When initializing a base class, we might accidentally overwrite a virtual base in its tail padding in some situations (in particular, when emitting a trivial copy constructor as a memcpy, we copy the full object size rather than only the dsize):
struct A { char c; A(const A&) : c(1) {} }; struct B { int n; char c[3]; ~B(); }; struct C : B, virtual A {}; C f(C c) { return c; }
(Here, Clang emits an 8-byte memcpy for the B base in f, overwriting the already-initialized A vbase.)
It's easy enough to prevent that from happening entirely, but we would still like to copy the padded-to-alignment size whenever we can (for example, see the tests in test/CodeGenCXX/assign-construct-memcpy.cpp). This patch adds a flag to AggValueSlot to indicate whether the tail padding of the aggregate might overlap some other object, and propagate that flag far enough that we can see it when emitting a trivial copy ctor call. When initializing a base class, we treat it as potentially-overlapping only if the base class lies partly outside the nvsize of the derived class -- otherwise, because we know non-virtual subobjects are initialized in address order, an overlarge store is valid.
This patch also lays some groundwork for P0840, which permits packing into the tail padding for fields marked with a new attribute, wherein the same situation can arise (a vbase can be constructed in the tail padding of the last field if it has the attribute):
struct A { char c; A(const A&) : c(1) {} }; struct B { int n; char c[3]; ~B(); }; struct C : virtual A { [[no_unique_address]] B b; }; C f(C c) { return c; }
(Copying a C object must not perform an 8-byte copy for the B subobject, even though it's a most-derived object, because its tail padding contains an A.)

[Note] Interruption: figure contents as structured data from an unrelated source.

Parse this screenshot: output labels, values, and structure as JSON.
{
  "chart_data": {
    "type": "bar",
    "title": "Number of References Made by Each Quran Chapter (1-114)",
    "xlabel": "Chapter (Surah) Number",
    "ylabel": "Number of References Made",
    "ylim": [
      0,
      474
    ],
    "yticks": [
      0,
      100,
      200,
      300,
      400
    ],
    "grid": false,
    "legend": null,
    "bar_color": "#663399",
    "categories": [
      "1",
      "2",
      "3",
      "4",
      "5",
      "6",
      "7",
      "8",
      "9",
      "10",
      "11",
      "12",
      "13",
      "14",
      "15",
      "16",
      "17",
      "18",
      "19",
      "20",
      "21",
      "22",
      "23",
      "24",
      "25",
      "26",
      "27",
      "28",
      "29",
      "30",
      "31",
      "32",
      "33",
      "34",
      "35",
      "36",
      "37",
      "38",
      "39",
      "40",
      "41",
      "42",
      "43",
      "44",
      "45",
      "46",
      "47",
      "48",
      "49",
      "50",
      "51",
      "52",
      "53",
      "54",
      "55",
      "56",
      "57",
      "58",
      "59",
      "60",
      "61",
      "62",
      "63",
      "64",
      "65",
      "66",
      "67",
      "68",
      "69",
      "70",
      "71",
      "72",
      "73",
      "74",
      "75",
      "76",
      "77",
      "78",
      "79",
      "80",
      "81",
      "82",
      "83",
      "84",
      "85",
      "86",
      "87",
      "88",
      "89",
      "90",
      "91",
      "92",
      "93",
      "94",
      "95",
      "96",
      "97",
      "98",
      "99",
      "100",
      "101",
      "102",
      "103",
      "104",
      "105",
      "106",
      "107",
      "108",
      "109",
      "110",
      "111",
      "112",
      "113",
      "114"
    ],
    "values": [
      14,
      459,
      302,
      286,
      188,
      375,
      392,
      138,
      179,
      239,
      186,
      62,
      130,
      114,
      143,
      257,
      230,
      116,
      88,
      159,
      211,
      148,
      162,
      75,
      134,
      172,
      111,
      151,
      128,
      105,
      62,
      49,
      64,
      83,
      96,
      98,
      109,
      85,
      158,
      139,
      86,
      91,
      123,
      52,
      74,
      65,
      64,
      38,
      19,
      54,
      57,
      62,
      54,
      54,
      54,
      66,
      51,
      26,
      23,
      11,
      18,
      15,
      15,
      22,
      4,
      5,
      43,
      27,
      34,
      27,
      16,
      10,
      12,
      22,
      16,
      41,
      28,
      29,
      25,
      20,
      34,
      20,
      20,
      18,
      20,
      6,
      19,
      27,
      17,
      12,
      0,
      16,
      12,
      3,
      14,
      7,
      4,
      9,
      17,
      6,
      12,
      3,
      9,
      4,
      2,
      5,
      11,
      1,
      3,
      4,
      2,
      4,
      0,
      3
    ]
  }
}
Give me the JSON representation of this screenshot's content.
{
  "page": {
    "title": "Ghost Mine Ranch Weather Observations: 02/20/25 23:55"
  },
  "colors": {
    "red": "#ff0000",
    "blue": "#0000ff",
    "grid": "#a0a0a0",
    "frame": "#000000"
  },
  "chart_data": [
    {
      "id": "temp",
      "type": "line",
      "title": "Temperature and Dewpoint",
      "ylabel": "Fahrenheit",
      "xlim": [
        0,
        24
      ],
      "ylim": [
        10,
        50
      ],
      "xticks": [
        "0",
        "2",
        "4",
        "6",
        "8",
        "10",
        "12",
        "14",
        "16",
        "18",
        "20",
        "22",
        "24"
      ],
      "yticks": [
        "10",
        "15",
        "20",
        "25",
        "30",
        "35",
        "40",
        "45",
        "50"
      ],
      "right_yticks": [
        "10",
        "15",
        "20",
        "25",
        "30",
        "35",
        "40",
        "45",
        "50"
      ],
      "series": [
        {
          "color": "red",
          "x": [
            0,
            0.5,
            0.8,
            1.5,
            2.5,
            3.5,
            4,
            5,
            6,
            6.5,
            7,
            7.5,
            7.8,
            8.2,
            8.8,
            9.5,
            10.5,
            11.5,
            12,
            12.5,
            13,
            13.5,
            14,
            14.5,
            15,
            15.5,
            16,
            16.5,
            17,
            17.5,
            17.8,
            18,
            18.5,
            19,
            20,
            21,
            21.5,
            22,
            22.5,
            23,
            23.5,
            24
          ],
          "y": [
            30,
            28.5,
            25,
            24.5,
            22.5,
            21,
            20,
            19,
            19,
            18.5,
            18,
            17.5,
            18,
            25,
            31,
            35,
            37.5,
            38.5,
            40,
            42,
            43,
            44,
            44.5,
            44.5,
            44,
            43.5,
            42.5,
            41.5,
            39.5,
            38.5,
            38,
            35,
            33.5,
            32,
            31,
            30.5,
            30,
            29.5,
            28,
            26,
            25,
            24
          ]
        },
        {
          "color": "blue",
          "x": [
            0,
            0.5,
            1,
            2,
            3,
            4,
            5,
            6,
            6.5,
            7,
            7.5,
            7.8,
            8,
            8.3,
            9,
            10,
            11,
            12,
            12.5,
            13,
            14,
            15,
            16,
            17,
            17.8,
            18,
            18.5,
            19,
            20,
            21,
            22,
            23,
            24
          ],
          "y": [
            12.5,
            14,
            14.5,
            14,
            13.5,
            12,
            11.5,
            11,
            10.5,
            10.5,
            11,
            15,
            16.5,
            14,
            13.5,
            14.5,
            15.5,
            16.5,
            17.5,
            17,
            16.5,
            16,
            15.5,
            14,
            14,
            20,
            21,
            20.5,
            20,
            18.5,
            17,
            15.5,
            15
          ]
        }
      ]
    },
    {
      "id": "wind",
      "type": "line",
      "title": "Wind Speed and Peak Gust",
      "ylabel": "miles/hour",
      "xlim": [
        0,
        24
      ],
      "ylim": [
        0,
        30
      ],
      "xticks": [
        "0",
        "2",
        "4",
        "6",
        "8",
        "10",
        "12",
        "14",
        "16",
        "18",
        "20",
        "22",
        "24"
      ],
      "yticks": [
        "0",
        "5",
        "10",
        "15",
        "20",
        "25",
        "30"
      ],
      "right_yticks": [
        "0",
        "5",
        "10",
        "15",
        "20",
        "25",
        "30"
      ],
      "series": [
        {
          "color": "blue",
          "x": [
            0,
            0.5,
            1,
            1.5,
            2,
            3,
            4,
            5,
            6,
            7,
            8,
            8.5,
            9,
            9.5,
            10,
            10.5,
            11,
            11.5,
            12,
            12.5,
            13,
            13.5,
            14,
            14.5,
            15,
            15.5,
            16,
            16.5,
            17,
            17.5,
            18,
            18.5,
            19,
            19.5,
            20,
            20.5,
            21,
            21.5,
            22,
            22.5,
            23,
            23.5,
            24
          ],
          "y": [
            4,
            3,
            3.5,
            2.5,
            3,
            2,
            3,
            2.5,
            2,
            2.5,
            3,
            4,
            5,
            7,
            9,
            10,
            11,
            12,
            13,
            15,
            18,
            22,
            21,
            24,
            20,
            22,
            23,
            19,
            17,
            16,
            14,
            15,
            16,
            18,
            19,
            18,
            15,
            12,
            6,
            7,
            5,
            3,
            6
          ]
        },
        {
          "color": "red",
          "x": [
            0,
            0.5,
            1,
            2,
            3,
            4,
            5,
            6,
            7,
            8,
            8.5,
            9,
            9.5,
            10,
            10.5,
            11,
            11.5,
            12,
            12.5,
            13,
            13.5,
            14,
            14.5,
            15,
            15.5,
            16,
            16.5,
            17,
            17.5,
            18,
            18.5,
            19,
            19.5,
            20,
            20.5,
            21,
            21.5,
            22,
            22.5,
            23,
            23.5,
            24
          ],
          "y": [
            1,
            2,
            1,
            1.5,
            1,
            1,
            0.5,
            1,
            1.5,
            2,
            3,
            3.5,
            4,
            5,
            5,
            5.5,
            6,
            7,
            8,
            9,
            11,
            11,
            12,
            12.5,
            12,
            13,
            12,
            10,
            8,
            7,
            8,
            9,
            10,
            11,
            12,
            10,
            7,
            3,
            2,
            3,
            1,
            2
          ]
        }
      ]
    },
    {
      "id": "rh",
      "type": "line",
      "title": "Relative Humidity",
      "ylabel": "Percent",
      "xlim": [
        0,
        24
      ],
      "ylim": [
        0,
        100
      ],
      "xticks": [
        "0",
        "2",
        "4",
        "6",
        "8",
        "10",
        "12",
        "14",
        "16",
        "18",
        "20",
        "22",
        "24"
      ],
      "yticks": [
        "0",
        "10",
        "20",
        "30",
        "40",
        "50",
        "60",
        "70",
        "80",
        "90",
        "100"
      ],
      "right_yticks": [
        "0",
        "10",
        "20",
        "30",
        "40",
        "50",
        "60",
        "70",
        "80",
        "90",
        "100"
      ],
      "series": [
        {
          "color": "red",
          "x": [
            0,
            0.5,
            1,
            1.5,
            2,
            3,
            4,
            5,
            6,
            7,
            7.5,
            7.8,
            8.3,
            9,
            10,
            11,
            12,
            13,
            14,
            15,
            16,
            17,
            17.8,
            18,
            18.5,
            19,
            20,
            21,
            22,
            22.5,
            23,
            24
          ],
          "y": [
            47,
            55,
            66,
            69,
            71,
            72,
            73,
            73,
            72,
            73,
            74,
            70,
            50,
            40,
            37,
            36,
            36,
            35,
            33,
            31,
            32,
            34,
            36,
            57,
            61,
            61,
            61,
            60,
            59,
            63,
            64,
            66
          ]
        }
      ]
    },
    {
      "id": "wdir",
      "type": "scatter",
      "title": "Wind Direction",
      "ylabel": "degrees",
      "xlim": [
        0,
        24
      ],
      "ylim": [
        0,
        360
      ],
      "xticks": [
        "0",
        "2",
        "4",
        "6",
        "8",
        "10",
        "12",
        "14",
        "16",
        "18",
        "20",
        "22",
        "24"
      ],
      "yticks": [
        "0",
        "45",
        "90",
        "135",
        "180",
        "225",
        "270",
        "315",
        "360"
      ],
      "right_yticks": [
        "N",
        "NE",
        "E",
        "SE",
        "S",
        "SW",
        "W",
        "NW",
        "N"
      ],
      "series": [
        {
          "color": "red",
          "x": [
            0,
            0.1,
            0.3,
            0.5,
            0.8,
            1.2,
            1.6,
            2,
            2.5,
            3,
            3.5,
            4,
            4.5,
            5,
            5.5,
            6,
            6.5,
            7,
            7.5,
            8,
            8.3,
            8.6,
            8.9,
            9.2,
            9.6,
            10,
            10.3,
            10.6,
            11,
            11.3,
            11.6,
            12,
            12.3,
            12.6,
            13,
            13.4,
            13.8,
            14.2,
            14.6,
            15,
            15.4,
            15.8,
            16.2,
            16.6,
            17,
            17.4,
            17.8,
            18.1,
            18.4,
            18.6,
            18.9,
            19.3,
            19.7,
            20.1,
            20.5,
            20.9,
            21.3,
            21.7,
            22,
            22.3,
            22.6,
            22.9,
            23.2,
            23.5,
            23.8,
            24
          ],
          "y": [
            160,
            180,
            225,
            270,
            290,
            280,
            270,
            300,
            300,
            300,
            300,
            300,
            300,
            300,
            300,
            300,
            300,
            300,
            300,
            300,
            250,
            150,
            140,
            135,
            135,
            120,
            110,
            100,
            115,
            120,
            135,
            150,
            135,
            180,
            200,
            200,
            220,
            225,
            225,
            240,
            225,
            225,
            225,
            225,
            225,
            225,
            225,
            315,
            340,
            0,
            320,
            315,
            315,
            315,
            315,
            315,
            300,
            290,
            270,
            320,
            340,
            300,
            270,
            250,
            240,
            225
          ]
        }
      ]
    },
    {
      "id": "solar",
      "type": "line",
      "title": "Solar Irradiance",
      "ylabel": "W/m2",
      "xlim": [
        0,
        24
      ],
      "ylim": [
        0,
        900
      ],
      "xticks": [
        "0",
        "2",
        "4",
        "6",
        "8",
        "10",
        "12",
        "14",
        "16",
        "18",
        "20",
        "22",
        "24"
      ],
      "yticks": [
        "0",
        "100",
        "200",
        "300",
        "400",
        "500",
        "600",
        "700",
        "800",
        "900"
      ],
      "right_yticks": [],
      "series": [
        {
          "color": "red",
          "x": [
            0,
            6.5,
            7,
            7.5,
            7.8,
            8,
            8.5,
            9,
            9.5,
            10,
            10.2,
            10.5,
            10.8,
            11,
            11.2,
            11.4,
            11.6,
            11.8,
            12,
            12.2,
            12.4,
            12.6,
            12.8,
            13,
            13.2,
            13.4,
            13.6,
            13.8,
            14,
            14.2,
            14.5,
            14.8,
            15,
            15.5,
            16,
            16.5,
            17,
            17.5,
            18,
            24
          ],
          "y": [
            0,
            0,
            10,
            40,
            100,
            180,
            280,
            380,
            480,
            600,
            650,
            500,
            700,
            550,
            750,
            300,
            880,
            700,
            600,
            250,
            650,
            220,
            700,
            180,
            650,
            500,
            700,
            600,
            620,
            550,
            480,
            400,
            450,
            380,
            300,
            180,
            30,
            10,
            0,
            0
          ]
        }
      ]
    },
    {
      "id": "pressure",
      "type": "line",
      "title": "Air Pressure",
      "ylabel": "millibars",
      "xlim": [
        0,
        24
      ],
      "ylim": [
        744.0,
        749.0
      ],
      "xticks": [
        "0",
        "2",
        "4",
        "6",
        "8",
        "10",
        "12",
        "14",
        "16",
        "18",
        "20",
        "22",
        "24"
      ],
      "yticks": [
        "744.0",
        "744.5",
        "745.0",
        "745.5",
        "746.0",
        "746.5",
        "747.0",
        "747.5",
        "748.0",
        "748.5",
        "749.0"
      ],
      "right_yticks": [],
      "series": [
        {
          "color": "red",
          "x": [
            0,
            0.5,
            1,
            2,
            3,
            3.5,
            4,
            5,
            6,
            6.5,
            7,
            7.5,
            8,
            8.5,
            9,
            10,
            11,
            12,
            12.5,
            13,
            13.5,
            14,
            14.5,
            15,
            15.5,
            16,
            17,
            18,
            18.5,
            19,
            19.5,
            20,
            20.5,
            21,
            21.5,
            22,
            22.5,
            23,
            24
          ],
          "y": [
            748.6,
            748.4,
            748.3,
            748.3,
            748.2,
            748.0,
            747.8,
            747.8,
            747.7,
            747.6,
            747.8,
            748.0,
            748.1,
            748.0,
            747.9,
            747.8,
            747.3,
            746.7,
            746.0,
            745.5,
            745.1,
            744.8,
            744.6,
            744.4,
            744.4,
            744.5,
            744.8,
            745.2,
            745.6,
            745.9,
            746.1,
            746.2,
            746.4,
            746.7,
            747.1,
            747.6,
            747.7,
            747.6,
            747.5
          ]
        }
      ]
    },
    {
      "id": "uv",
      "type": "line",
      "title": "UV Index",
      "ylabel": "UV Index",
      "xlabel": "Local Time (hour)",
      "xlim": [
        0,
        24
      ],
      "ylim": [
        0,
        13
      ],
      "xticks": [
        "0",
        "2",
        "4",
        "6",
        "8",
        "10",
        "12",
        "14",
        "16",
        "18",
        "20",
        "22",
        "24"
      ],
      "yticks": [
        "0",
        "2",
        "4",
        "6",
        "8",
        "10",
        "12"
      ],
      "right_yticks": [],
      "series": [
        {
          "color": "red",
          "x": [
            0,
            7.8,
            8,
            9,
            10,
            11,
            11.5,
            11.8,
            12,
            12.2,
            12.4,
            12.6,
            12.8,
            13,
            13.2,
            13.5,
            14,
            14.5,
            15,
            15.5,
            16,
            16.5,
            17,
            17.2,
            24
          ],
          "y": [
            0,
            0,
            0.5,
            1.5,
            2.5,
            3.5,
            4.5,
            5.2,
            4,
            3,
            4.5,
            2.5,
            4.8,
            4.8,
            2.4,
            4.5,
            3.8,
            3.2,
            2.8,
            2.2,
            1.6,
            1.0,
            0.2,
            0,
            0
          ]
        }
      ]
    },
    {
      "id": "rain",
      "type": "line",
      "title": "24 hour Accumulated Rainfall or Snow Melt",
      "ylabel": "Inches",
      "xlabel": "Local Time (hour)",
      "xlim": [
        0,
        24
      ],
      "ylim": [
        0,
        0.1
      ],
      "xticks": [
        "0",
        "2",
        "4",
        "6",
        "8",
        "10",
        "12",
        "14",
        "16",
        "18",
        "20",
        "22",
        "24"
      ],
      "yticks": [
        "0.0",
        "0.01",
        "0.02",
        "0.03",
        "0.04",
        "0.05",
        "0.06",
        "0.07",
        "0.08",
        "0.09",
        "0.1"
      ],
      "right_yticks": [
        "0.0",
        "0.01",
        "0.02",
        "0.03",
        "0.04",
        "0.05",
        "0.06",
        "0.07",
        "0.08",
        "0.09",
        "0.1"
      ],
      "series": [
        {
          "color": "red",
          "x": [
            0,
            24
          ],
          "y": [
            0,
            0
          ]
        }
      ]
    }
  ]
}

It also prepares us for the possibility that WG21 might decide that guaranteed copy elision is supposed to apply to base class initialization (for classes without virtual bases), which would mean that we cannot assume that the tail padding of the return slot of a function has no overlap with other objects:
struct A { char c; }; struct B { int n; char c[3]; ~B(); }; B f() { return /*...*/ } struct C : B, virtual A { C() : A{1}, B(f()) {} };
If B(f()) is not permitted to make a copy, then f() cannot trample on its return slot's tail padding (which in this example might contain an already-initialized A object).